What beef do you have with “The Vagina Monologues”?

Own up: You may have never seen or read the Eve Ensler play, but you probably have an opinion of it, or at the very least, some sort of visceral reaction. For many female readers, that reaction is probably a mixture of pride, enthusiasm and embarrassment. For the men, it’s more likely to take the form of a snicker, an eye-roll or outspoken mockery. When I mentioned to a group of male friends a few weeks ago that I was working to produce Yale College’s own performance of the “Monologues,” I got all three. “Let’s put on ‘The Penis Monologues!'” one laughingly shouted. “Then the world will know what it’s really like to be a man.”

The truth, of course, is that we’ve all heard “The Penis Monologues” many times before. I date my first encounter with them back to the first grade, when I stood on line in my elementary school gym and listened to a classmate discuss — with anyone who cared to chime in — the all-important issue of naming one’s genitals. The excited conversation that sprung up around him struck me as utterly foreign. It had never occurred to me to name a part of my body, and certainly not a part that personal. For boys, the desire to discuss, name and compare has always seemed positively instinctive. Why the shock that women are finally trying to do the same thing?

I do apologize to those readers who are complaining to themselves that they’ve heard this all before, that “The Vagina Monologues” has been around for so long (it was first performed in 1998) as to render questions like these unoriginal and repetitious. I was tempted to think so too, until the mere mention of the “Monologues” around my dorm elicited grimaces and protective leg-crossing from any boy within earshot, as if castration were imminent. As a joke, a male neighbor drew a black line across the poster I had taped to my front door that advertised auditions for the show. Joke or no joke, tensions seemed to be running high where the very idea of the play was concerned.

It’s no secret that misogyny of all forms, both deliberate and unintentional, continues to thrive on this campus. Last week’s controversial campaign of posting Facebook profiles considered to have misogynist and homophobic content spoke particularly powerfully of the negative attitudes that some students here continue to harbor against others. In this continued struggle, “The Vagina Monologues” stands as a kind of trigger point for both sides. Detractors mock the play for its consideration of female sexuality as a subject worthy of special attention and endorsement, for its unabashed celebration of a word that often is somehow still considered taboo. Those also happen to be the main reasons why supporters continue to produce and admire the play. Still, most people are somewhere in the middle, wondering why “The Vagina Monologues” deserves so much fuss and attention.
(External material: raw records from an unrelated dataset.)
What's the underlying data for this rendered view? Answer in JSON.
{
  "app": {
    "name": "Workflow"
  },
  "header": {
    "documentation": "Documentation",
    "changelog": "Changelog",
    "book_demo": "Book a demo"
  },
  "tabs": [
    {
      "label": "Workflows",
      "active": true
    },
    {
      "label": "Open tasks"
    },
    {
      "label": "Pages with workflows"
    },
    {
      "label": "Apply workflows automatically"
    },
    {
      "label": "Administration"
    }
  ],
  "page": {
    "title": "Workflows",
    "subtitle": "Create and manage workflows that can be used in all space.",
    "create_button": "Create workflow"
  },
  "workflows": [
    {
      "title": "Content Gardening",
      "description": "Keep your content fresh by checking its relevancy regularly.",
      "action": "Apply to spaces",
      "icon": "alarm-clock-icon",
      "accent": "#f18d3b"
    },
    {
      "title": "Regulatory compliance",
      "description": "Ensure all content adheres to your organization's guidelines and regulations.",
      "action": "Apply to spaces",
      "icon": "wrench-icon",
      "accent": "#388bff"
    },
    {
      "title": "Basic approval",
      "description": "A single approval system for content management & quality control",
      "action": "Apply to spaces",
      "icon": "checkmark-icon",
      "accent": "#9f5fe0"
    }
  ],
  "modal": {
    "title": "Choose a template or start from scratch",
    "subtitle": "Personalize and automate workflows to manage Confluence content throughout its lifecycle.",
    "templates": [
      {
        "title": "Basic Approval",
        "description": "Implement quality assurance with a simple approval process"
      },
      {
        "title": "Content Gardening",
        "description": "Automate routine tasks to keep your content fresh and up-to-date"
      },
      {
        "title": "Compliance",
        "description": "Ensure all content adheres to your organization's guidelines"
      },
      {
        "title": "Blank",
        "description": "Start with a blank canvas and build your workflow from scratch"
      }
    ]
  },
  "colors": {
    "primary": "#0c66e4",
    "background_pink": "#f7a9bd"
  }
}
To answer that question, I find it best to look beyond all abstract jargon of sexuality and feminism and recall my own first experience with the play. I discovered “The Vagina Monologues” in 2002, when I was a freshman in high school. To be honest, I almost missed the moment altogether — despite the great popularity and success of the play on Broadway, buying a ticket featuring the word “vagina,” and in high school of all places, seemed a bit too much to handle at the time. Still, I made it safely into the auditorium, and once there, I sat stunned and shocked, unable to fully believe what I was seeing and hearing on the stage. Women I knew as teachers and students were shouting out what seemed at the time to be a brand new form of gospel truth; questions and jokes about bodies, sex and physical exploration, not to mention pleasure. They used every phrase and image imaginable. For the first time, female genitals were not only given names, but clothing and dialogue. When the monologue “Reclaiming C–” ended with the screeching of that word which I had never before heard said out loud, I almost collapsed in my seat.

“The Vagina Monologues” is, in short, nothing less than the legitimizing of a woman’s right to exist as a sexual and inquisitive being. I continue to consider myself lucky that the play caught me right at the toughest moment of adolescence; for others, this week’s campus production may provide their first introduction to the Monologues, and for that reason it should not be missed. It would of course be preferable if the kind of terminology and ideas thrown about during the play did not need an official venue to obtain validity, at Yale or anywhere else the world. Until that day, it is imperative that “The Vagina Monologues” and V-Week, the worldwide movement to end violence against women, continue to have a strong presence on this campus.

Alexandra Schwartz is a freshman in Saybrook College.